For the curvature discrimination task, a sigmoid activation function was used to calculate the output categorical probability, which is expressed as

$${\hat{y}}_{i}={\rm {sigmoid}}({x}_{i})=\frac{1}{1+{{\rm {e}}}^{-{x}_{i}}},$$

(3)

where x is the neuronal input scaled from the measured current I:

$$x=\alpha (I-\beta ),$$

(4)

where α is a scaling factor and β is an offset (α = 0.18 nA⁻¹ and β = 210 nA in this work). A different sigmoid function was used to replace the volatile FD to construct a control RC system, and its expression is presented in the Supplementary Information.

In addition, the readout network was trained via the regularized logistic regression and the cost function (J) is expressed as

$$J=\frac{1}{m}\mathop{\sum }\limits_{i=1}^{m}\left[-{y}_{i}\,\log ({\hat{y}}_{i})-(1-{y}_{i})\log (1-{\hat{y}}_{i})\right]+\lambda \mathop{\sum }\limits_{j=1}^{n} \big|{w}_{j} \big|,$$

(5)

where m is the number of samples, y_i is the desired target, n represents the number of weights, and λ is the regularization parameter.

For the digit recognition task, a supervised learning algorithm, i.e., softmax regression, was used to fit the weights of the readout layer. A softmax function was used as the activation function of the readout network to calculate the probabilities corresponding to the different possible outputs, which are expressed as

$${\hat{y}}_{i}={\rm {softmax}}({z}_{i})=\frac{{e}^{{z}_{i}}}{{\sum }_{j=1}^{N}{e}^{{z}_{j}}},$$

(6)

where z_i is the original neuronal output, ŷ_i is the probability corresponding to z_i, and N is the total number of output neurons, i.e., the number of categories of classification.
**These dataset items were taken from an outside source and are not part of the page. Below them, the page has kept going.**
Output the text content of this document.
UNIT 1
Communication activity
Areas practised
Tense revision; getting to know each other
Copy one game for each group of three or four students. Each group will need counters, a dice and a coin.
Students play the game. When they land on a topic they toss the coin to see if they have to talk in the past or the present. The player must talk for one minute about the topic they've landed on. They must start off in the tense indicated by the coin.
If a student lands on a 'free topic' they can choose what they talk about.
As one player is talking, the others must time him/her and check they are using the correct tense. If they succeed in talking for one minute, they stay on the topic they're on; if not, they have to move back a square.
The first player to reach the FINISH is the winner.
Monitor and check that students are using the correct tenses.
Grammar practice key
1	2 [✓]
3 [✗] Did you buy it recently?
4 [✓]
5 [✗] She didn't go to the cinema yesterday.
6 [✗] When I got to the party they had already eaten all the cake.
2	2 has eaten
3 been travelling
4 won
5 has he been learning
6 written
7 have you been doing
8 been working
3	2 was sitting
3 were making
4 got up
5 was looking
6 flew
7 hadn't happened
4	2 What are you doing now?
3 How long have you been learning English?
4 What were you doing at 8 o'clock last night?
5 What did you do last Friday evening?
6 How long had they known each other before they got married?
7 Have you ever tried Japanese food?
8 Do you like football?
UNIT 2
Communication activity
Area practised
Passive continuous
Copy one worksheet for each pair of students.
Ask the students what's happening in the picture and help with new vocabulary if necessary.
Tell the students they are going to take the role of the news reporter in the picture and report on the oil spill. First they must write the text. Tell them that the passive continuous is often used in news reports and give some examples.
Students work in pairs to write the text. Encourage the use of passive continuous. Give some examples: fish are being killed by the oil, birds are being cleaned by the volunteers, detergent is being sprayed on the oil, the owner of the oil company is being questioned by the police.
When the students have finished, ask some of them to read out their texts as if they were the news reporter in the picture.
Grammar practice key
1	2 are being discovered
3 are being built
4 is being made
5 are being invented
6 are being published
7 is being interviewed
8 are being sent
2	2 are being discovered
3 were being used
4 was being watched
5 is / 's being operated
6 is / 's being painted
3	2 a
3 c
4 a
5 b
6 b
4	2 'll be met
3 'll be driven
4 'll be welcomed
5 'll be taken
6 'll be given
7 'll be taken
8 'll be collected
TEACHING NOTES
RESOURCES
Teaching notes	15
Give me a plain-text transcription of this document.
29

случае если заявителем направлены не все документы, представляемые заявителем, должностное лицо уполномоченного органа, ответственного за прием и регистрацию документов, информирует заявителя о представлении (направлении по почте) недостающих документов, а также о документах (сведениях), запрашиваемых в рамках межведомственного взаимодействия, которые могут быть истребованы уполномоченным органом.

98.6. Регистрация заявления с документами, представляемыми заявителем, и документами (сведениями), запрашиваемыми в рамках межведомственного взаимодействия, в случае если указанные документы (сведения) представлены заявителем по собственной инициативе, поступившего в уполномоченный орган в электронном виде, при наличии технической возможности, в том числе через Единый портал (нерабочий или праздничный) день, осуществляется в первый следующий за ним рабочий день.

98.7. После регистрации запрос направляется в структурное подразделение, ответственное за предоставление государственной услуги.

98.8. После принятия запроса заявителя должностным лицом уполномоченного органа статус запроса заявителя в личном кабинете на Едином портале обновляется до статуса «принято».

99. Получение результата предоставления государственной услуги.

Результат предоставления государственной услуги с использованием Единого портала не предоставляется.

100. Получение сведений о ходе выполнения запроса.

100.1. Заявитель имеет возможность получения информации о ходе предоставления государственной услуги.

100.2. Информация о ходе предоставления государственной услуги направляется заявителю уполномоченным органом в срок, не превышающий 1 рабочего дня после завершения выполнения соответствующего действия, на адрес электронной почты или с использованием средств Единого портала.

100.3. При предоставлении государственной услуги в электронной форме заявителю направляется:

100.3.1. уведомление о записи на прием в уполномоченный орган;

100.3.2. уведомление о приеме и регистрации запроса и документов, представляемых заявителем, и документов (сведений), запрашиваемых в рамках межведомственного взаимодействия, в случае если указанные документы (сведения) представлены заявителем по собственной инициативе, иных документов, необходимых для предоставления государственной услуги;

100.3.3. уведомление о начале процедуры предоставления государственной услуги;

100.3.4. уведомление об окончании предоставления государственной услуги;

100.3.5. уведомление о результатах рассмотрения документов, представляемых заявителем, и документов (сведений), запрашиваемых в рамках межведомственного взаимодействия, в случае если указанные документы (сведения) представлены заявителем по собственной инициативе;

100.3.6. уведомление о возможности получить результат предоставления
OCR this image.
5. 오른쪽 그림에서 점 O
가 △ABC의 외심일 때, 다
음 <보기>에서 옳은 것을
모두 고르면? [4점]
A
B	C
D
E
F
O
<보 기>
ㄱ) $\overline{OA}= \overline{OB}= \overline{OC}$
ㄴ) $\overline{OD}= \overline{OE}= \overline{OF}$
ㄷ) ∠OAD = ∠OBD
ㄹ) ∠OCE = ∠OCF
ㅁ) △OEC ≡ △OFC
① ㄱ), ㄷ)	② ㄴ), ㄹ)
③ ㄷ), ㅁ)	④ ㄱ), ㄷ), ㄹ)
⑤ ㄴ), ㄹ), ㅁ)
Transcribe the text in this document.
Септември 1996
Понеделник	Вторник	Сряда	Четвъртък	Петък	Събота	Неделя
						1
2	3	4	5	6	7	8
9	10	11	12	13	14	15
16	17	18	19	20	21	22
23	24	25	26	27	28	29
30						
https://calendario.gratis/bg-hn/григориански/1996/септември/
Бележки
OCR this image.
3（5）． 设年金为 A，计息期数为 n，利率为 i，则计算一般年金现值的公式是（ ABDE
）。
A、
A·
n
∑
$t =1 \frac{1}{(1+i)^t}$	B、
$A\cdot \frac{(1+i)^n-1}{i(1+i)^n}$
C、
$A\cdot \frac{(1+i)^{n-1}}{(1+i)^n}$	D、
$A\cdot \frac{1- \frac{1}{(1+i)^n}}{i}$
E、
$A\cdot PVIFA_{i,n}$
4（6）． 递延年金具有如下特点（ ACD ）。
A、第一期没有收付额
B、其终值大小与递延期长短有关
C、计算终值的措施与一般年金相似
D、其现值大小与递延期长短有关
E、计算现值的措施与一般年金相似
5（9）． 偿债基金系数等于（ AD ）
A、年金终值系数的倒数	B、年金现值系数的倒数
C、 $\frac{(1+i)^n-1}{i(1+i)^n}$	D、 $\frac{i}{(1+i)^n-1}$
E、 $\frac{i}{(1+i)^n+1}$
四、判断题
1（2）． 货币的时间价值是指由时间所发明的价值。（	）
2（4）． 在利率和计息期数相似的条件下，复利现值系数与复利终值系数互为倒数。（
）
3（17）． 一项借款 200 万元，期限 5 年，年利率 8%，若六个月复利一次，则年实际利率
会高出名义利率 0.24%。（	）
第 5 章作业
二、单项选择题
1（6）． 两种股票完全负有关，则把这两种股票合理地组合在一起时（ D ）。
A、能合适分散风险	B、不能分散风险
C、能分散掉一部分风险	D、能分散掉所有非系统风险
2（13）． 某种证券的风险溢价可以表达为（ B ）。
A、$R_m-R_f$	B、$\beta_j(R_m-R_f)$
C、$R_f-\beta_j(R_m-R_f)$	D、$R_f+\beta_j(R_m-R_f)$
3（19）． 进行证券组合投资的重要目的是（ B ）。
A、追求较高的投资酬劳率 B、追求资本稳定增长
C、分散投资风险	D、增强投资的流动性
In the training process, the categorical cross-entropy loss function (L) was used, which is given by

$$L=-\mathop{\sum }\limits_{i=1}^{m}{y}_{i}\,\log ({\hat{y}}_{i}).$$

(7)

In the waveform classification and Hénon map prediction tasks, the linear regression was used to train the readout network with a least-squares method, which is expressed as

$${{{{{\bf{W}}}}}}={({{{{{{\bf{X}}}}}}}^{{\rm T}}{{{{{\bf{X}}}}}})}^{-1}{{{{{{\bf{X}}}}}}}^{{\rm T}}{{{{{\bf{Y}}}}}},$$

(8)

where W is the weight matrix of the readout network, X is the input matrix, and Y is the target matrix.